What is Play Therapy?
Play therapy is to children what talk therapy is to adults. Play therapy utilizes play, children’s natural medium of communication, to help them express their feelings more easily in a way that makes sense to them. Play is a child’s language and toys are the child’s words. Though children lack the cognitive skills to express themselves with words, they are fluent in the language of play. Play therapy allows them to express themselves in the way in which they are most comfortable.
The APT (Association for Play Therapy) defines play therapy as “the systematic use of a theoretical model to establish an interpersonal process wherein trained play therapists use the therapeutic powers of play to help clients prevent or resolve psychosocial difficulties and achieve optimal growth and development.”
More simply put, play therapy is a way of being with the child that honors their unique developmental level and looks for ways of helping in the “language” of the child – play. Counselors and therapists therapeutically use play to help their clients, most often children ages 3 to 10 years, to better express themselves and resolve their problems.

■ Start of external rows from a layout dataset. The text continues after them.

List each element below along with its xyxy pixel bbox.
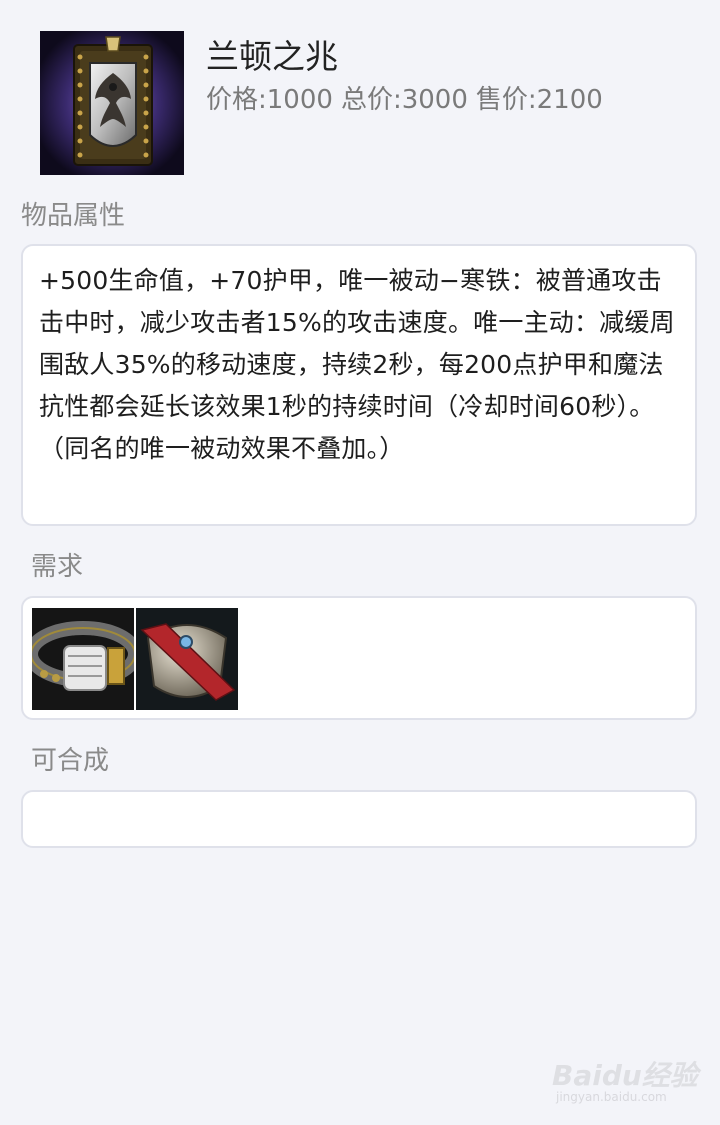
- item-header: 兰顿之兆 价格:1000 总价:3000 售价:2100: [40, 31, 700, 176]
- giants-belt-icon[interactable]: [32, 608, 134, 710]
- sell-price-value: 售价:2100: [475, 85, 603, 115]
- baidu-watermark: Baidu经验 jingyan.baidu.com: [552, 1048, 702, 1108]
- requirements-section-label: 需求: [31, 552, 84, 582]
- item-description: +500生命值，+70护甲，唯一被动−寒铁：被普通攻击击中时，减少攻击者15%的…: [39, 266, 675, 463]
- watermark-brand: Baidu经验: [552, 1059, 698, 1092]
- item-prices: 价格:1000 总价:3000 售价:2100: [206, 83, 611, 117]
- randuins-omen-shield-icon: [40, 31, 184, 175]
- requirements-card: [21, 596, 697, 720]
- item-name: 兰顿之兆: [206, 37, 338, 76]
- watermark-url: jingyan.baidu.com: [556, 1090, 667, 1104]
- warden-mail-icon[interactable]: [136, 608, 238, 710]
- price-value: 价格:1000: [206, 85, 333, 115]
- attributes-section-label: 物品属性: [21, 201, 126, 231]
- total-price-value: 总价:3000: [340, 85, 468, 115]
- builds-into-section-label: 可合成: [31, 746, 110, 776]
- attributes-card: +500生命值，+70护甲，唯一被动−寒铁：被普通攻击击中时，减少攻击者15%的…: [21, 244, 697, 526]
- builds-into-card: [21, 790, 697, 848]
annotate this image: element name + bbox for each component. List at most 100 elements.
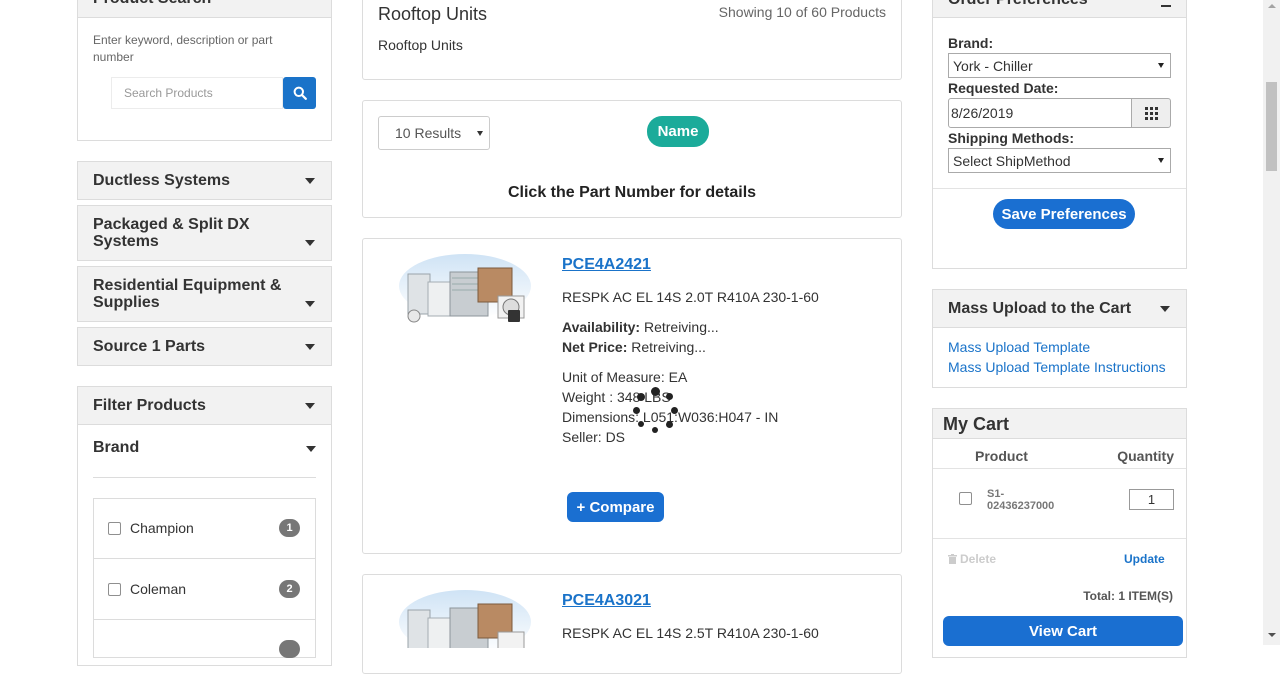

Play Therapy works best when a safe relationship is created between the therapist and child. The child is able to freely and naturally express both what pleases and bothers them.
Research suggests Play Therapy is an effective mental health treatment approach, regardless of age, gender, or the nature of the problem, and works best when a parent, family member, or caretaker is actively involved in the treatment process.
How can play therapy help my child?
Mental health agencies, schools, hospitals, and private practitioners have utilized Play Therapy as a primary intervention or as supportive therapy for:
Grief and loss surrounding divorce, abandonment or death
Crisis and trauma
Attention deficit hyperactivity (ADHD)
Pervasive developmental/academic/social developmental issues
Play therapy has proven equally effective across age, gender, and presenting problem. Additionally, positive treatment effects were found to be greatest when there was a parent actively involved in the child’s treatment.
Play therapy helps children:
Become more responsible for behaviors and develop more successful strategies.
Develop new and creative solutions to problems.
Develop respect and acceptance of self and others.
Learn to experience and express emotion.
Cultivate empathy and respect for thoughts and feelings of others.
Learn new social skills and relational skills with family.